As to the public interest, when the government is a party, the analysis of the balance of the hardships and the public interest merge. See Drakes Bay Oyster Co. v. Jewell , 747 F.3d 1073, 1092 (9th Cir. 2014) (citing Nken v. Holder , 556 U.S. 418, 435, 129 S.Ct. 1749, 173 L.Ed.2d 550 (2009) ). As the United States Supreme Court recognized, Congress has codified the public's interest in "a census that is accurate and that fairly accounts for the crucial representational rights that depend on the census and the apportionment." Dep't of Commerce v. New York , 139 S. Ct. at 2569 (quoting Franklin , 505 U.S. at 819–820, 112 S.Ct. 2767 (Stevens, J., concurring in part and concurring in judgment)) (discussing the Census Act, 2 U.S.C. § 2a ). Other courts have held that "the public interest ... requires obedience to the Constitution and to the requirement that Congress be fairly apportioned, based on accurate census figures" and that "it is in the public interest that the federal government distribute its funds ... on the basis of accurate census data." Carey v. Klutznick , 637 F.2d 834, 839 (2d Cir. 1980) (per curiam). Thus, the balance of the hardships and public interest tip sharply in Plaintiffs’ favor.

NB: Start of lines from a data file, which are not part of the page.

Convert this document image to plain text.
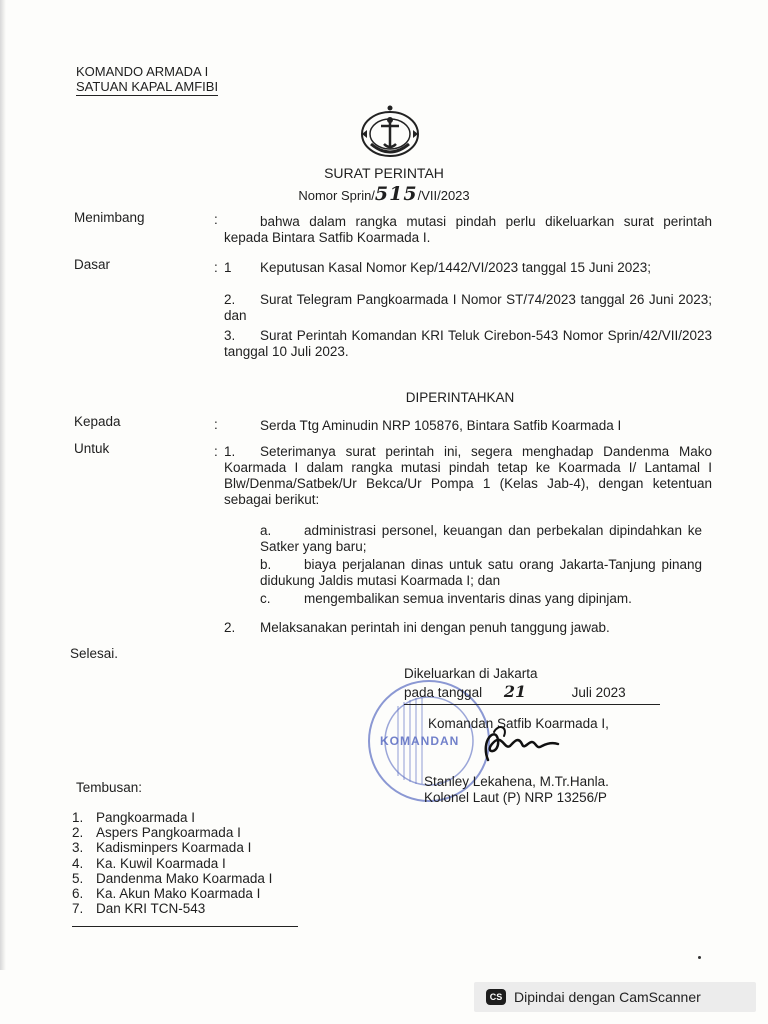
KOMANDO ARMADA I
SATUAN KAPAL AMFIBI
SURAT PERINTAH
Nomor Sprin/515/VII/2023
Menimbang	:	bahwa dalam rangka mutasi pindah perlu dikeluarkan surat perintah kepada Bintara Satfib Koarmada I.
Dasar	: 1 Keputusan Kasal Nomor Kep/1442/VI/2023 tanggal 15 Juni 2023;
2. Surat Telegram Pangkoarmada I Nomor ST/74/2023 tanggal 26 Juni 2023; dan
3. Surat Perintah Komandan KRI Teluk Cirebon-543 Nomor Sprin/42/VII/2023 tanggal 10 Juli 2023.
DIPERINTAHKAN
Kepada	:	Serda Ttg Aminudin NRP 105876, Bintara Satfib Koarmada I
Untuk	: 1. Seterimanya surat perintah ini, segera menghadap Dandenma Mako Koarmada I dalam rangka mutasi pindah tetap ke Koarmada I/ Lantamal I Blw/Denma/Satbek/Ur Bekca/Ur Pompa 1 (Kelas Jab-4), dengan ketentuan sebagai berikut:
a. administrasi personel, keuangan dan perbekalan dipindahkan ke Satker yang baru;
b. biaya perjalanan dinas untuk satu orang Jakarta-Tanjung pinang didukung Jaldis mutasi Koarmada I; dan
c. mengembalikan semua inventaris dinas yang dipinjam.
2. Melaksanakan perintah ini dengan penuh tanggung jawab.
Selesai.
KOMANDAN
Dikeluarkan di Jakarta
pada tanggal 21	Juli 2023
Komandan Satfib Koarmada I,
Stanley Lekahena, M.Tr.Hanla.
Kolonel Laut (P) NRP 13256/P
Tembusan:
1. Pangkoarmada I
2. Aspers Pangkoarmada I
3. Kadisminpers Koarmada I
4. Ka. Kuwil Koarmada I
5. Dandenma Mako Koarmada I
6. Ka. Akun Mako Koarmada I
7. Dan KRI TCN-543
CS Dipindai dengan CamScanner
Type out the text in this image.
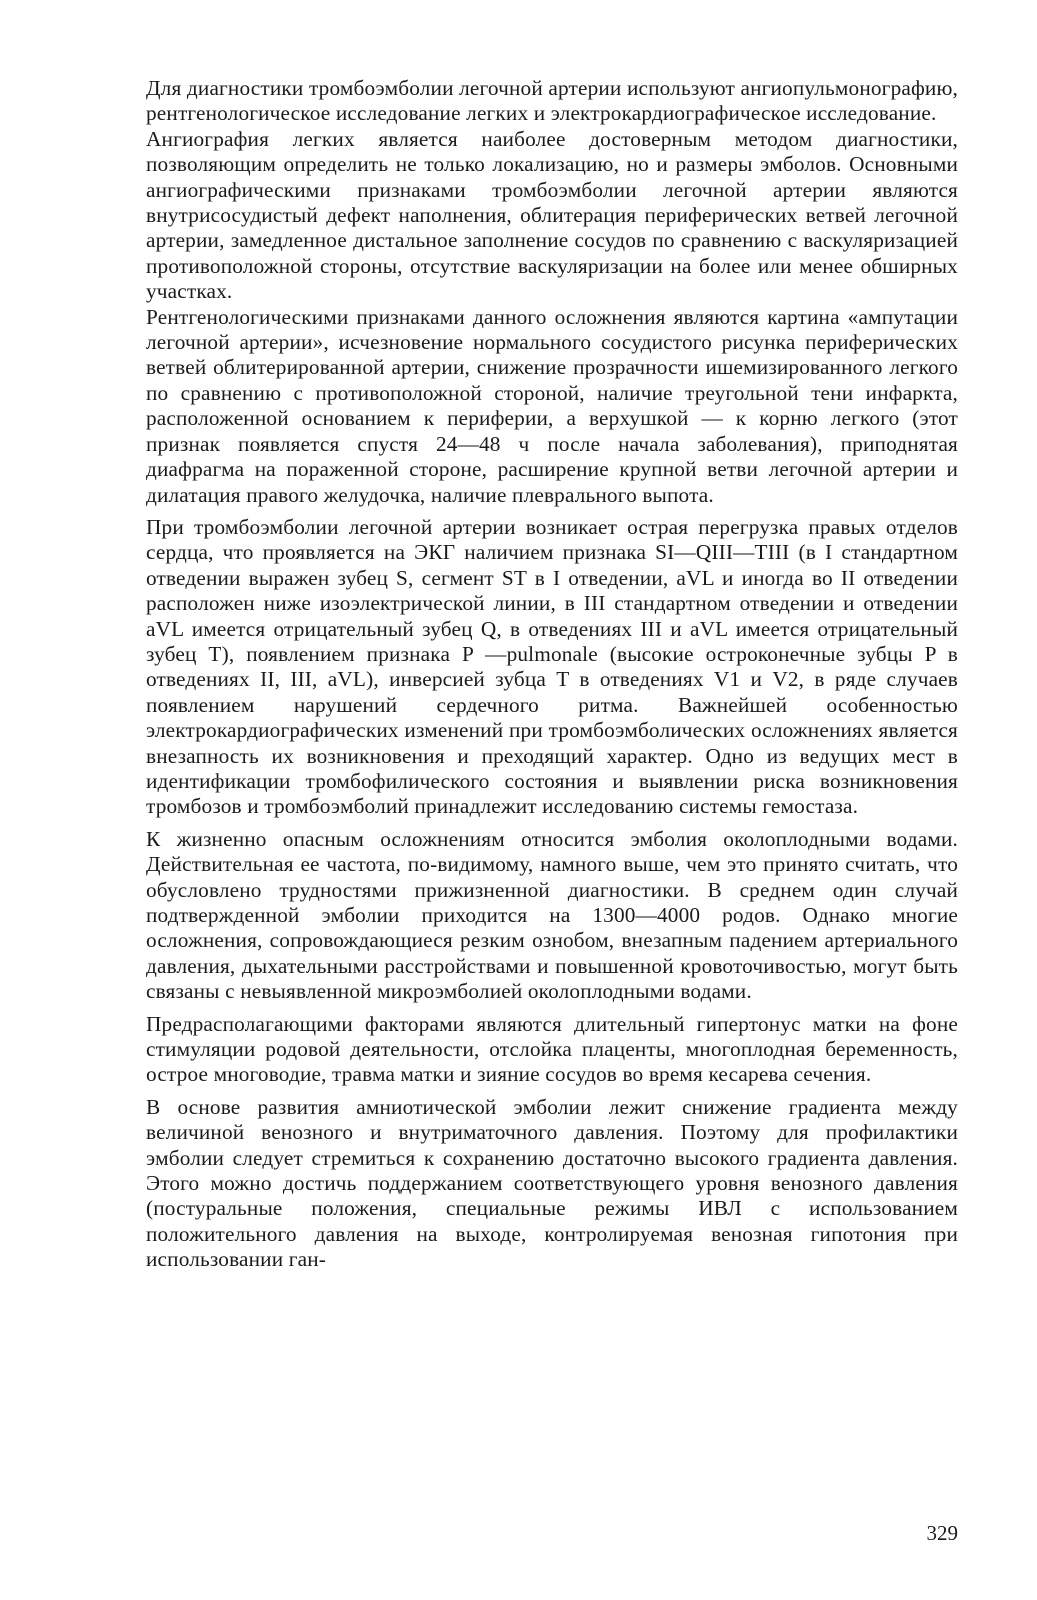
Для диагностики тромбоэмболии легочной артерии используют ангиопульмонографию, рентгенологическое исследование легких и электрокардиографическое исследование.

Ангиография легких является наиболее достоверным методом диагностики, позволяющим определить не только локализацию, но и размеры эмболов. Основными ангиографическими признаками тромбоэмболии легочной артерии являются внутрисосудистый дефект наполнения, облитерация периферических ветвей легочной артерии, замедленное дистальное заполнение сосудов по сравнению с васкуляризацией противоположной стороны, отсутствие васкуляризации на более или менее обширных участках.

Рентгенологическими признаками данного осложнения являются картина «ампутации легочной артерии», исчезновение нормального сосудистого рисунка периферических ветвей облитерированной артерии, снижение прозрачности ишемизированного легкого по сравнению с противоположной стороной, наличие треугольной тени инфаркта, расположенной основанием к периферии, а верхушкой — к корню легкого (этот признак появляется спустя 24—48 ч после начала заболевания), приподнятая диафрагма на пораженной стороне, расширение крупной ветви легочной артерии и дилатация правого желудочка, наличие плеврального выпота.

При тромбоэмболии легочной артерии возникает острая перегрузка правых отделов сердца, что проявляется на ЭКГ наличием признака SI—QIII—TIII (в I стандартном отведении выражен зубец S, сегмент ST в I отведении, aVL и иногда во II отведении расположен ниже изоэлектрической линии, в III стандартном отведении и отведении aVL имеется отрицательный зубец Q, в отведениях III и aVL имеется отрицательный зубец T), появлением признака P —pulmonale (высокие остроконечные зубцы P в отведениях II, III, aVL), инверсией зубца T в отведениях V1 и V2, в ряде случаев появлением нарушений сердечного ритма. Важнейшей особенностью электрокардиографических изменений при тромбоэмболических осложнениях является внезапность их возникновения и преходящий характер. Одно из ведущих мест в идентификации тромбофилического состояния и выявлении риска возникновения тромбозов и тромбоэмболий принадлежит исследованию системы гемостаза.

К жизненно опасным осложнениям относится эмболия околоплодными водами. Действительная ее частота, по-видимому, намного выше, чем это принято считать, что обусловлено трудностями прижизненной диагностики. В среднем один случай подтвержденной эмболии приходится на 1300—4000 родов. Однако многие осложнения, сопровождающиеся резким ознобом, внезапным падением артериального давления, дыхательными расстройствами и повышенной кровоточивостью, могут быть связаны с невыявленной микроэмболией околоплодными водами.

Предрасполагающими факторами являются длительный гипертонус матки на фоне стимуляции родовой деятельности, отслойка плаценты, многоплодная беременность, острое многоводие, травма матки и зияние сосудов во время кесарева сечения.

В основе развития амниотической эмболии лежит снижение градиента между величиной венозного и внутриматочного давления. Поэтому для профилактики эмболии следует стремиться к сохранению достаточно высокого градиента давления. Этого можно достичь поддержанием соответствующего уровня венозного давления (постуральные положения, специальные режимы ИВЛ с использованием положительного давления на выходе, контролируемая венозная гипотония при использовании ган-

329
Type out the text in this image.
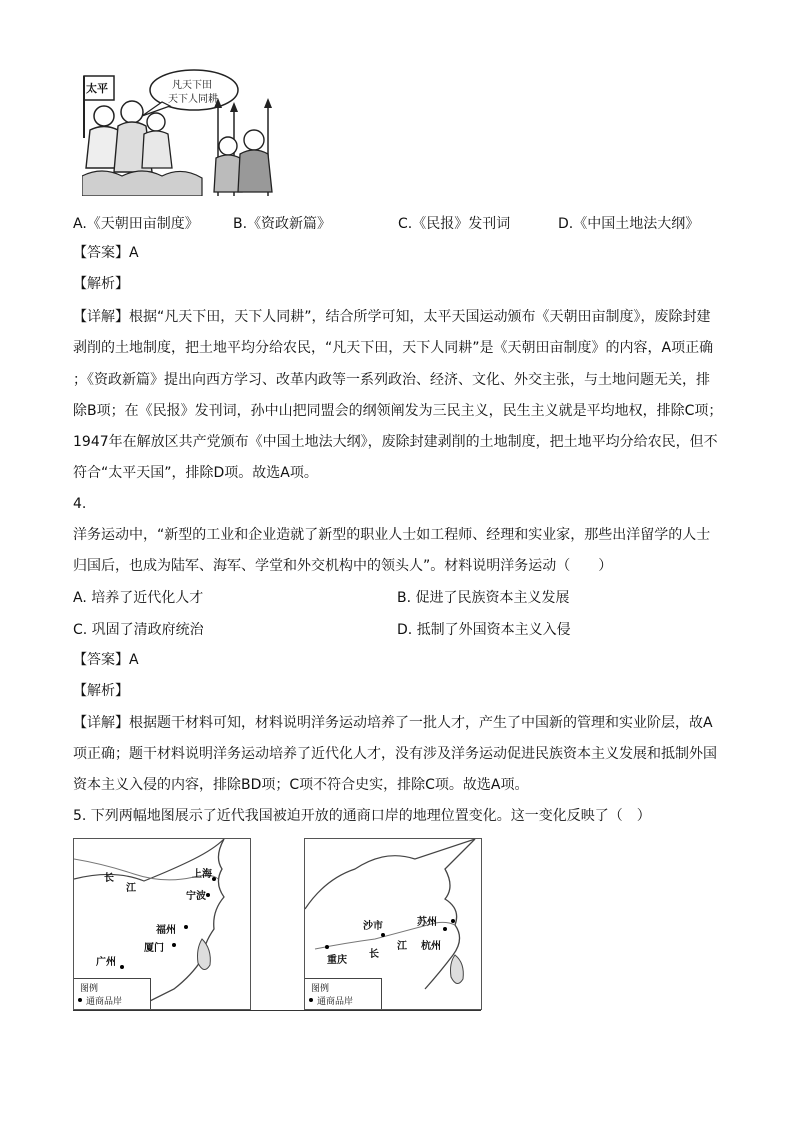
太平	凡天下田
天下人同耕
A.《天朝田亩制度》 B.《资政新篇》	C.《民报》发刊词	D.《中国土地法大纲》
【答案】A
【解析】
【详解】根据“凡天下田，天下人同耕”，结合所学可知，太平天国运动颁布《天朝田亩制度》，废除封建
剥削的土地制度，把土地平均分给农民，“凡天下田，天下人同耕”是《天朝田亩制度》的内容，A项正确
；《资政新篇》提出向西方学习、改革内政等一系列政治、经济、文化、外交主张，与土地问题无关，排
除B项；在《民报》发刊词，孙中山把同盟会的纲领阐发为三民主义，民生主义就是平均地权，排除C项；
1947年在解放区共产党颁布《中国土地法大纲》，废除封建剥削的土地制度，把土地平均分给农民，但不
符合“太平天国”，排除D项。故选A项。
4.
洋务运动中，“新型的工业和企业造就了新型的职业人士如工程师、经理和实业家，那些出洋留学的人士
归国后，也成为陆军、海军、学堂和外交机构中的领头人”。材料说明洋务运动（　　）
A. 培养了近代化人才	B. 促进了民族资本主义发展
C. 巩固了清政府统治	D. 抵制了外国资本主义入侵
【答案】A
【解析】
【详解】根据题干材料可知，材料说明洋务运动培养了一批人才，产生了中国新的管理和实业阶层，故A
项正确；题干材料说明洋务运动培养了近代化人才，没有涉及洋务运动促进民族资本主义发展和抵制外国
资本主义入侵的内容，排除BD项；C项不符合史实，排除C项。故选A项。
5. 下列两幅地图展示了近代我国被迫开放的通商口岸的地理位置变化。这一变化反映了（　）
长
江
上海
宁波
福州
厦门
广州
图例
通商品岸
苏州
沙市
杭州
重庆
长
江
图例
通商品岸
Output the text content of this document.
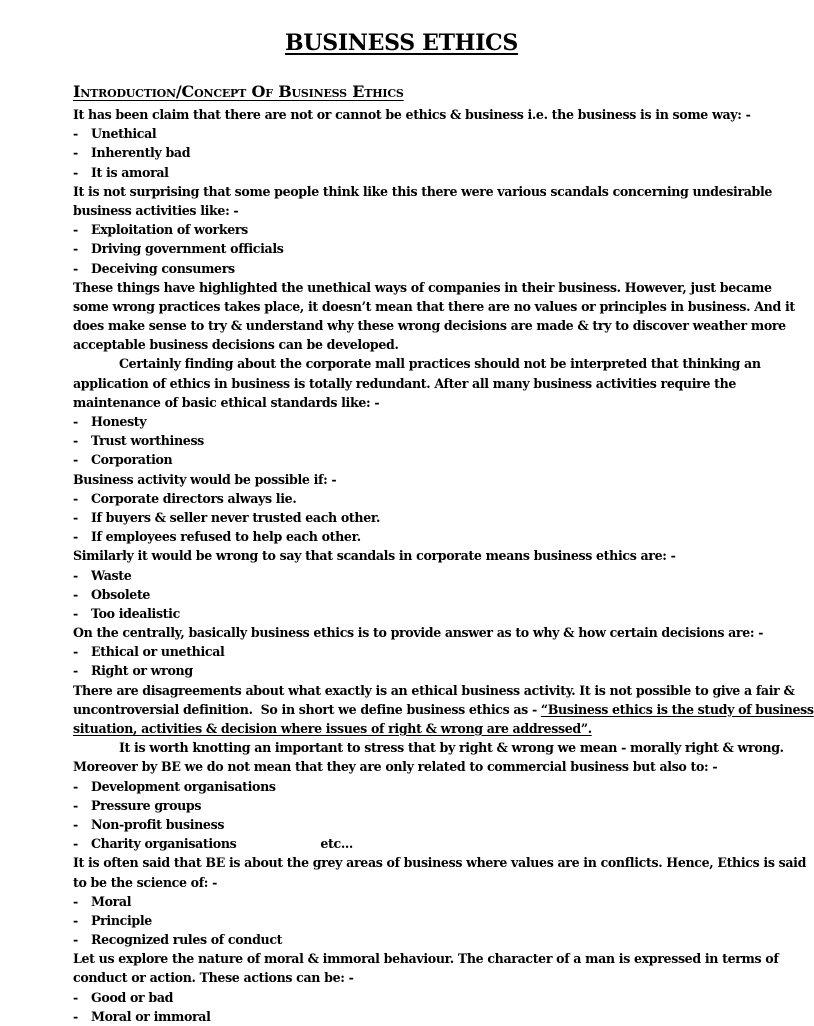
BUSINESS ETHICS
Introduction/Concept Of Business Ethics
It has been claim that there are not or cannot be ethics & business i.e. the business is in some way: -
- Unethical
- Inherently bad
- It is amoral
It is not surprising that some people think like this there were various scandals concerning undesirable
business activities like: -
- Exploitation of workers
- Driving government officials
- Deceiving consumers
These things have highlighted the unethical ways of companies in their business. However, just became
some wrong practices takes place, it doesn’t mean that there are no values or principles in business. And it
does make sense to try & understand why these wrong decisions are made & try to discover weather more
acceptable business decisions can be developed.
Certainly finding about the corporate mall practices should not be interpreted that thinking an
application of ethics in business is totally redundant. After all many business activities require the
maintenance of basic ethical standards like: -
- Honesty
- Trust worthiness
- Corporation
Business activity would be possible if: -
- Corporate directors always lie.
- If buyers & seller never trusted each other.
- If employees refused to help each other.
Similarly it would be wrong to say that scandals in corporate means business ethics are: -
- Waste
- Obsolete
- Too idealistic
On the centrally, basically business ethics is to provide answer as to why & how certain decisions are: -
- Ethical or unethical
- Right or wrong
There are disagreements about what exactly is an ethical business activity. It is not possible to give a fair &
uncontroversial definition.  So in short we define business ethics as - “Business ethics is the study of business
situation, activities & decision where issues of right & wrong are addressed”.
It is worth knotting an important to stress that by right & wrong we mean - morally right & wrong.
Moreover by BE we do not mean that they are only related to commercial business but also to: -
- Development organisations
- Pressure groups
- Non-profit business
- Charity organisations	etc...
It is often said that BE is about the grey areas of business where values are in conflicts. Hence, Ethics is said
to be the science of: -
- Moral
- Principle
- Recognized rules of conduct
Let us explore the nature of moral & immoral behaviour. The character of a man is expressed in terms of
conduct or action. These actions can be: -
- Good or bad
- Moral or immoral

Accordingly, having considered the TRO motion, opposition, and reply; the parties’ oral arguments at the September 4, 2020 TRO hearing; the PI motion and opposition; the relevant law; and the record in this case, the Court GRANTS Plaintiffs’ motion for a temporary restraining order. The Court finds that no security is necessary. See Jorgensen v. Cassiday , 320 F.3d 906, 919 (9th Cir. 2003) ("Rule 65(c) invests the district court ‘with discretion as to the amount of security required, if any. ’ ") (quoting Barahona–Gomez v. Reno , 167 F.3d 1228, 1237 (9th Cir. 1999) ).
IT IS HEREBY ORDERED THAT, effective as of the date of this Order, Defendants Commerce Secretary Wilbur L. Ross, Jr.; the U.S. Department of Commerce; the Director of the U.S. Census Bureau Steven Dillingham, and the U.S. Census Bureau are enjoined from implementing the August 3, 2020 Replan or allowing to be implemented any actions as a result of the shortened timelines in the August 3, 2020 Replan, including but not limited to winding down or altering any Census field operations, until the Court conducts its September 17, 2020 hearing on Plaintiffs’ PI motion.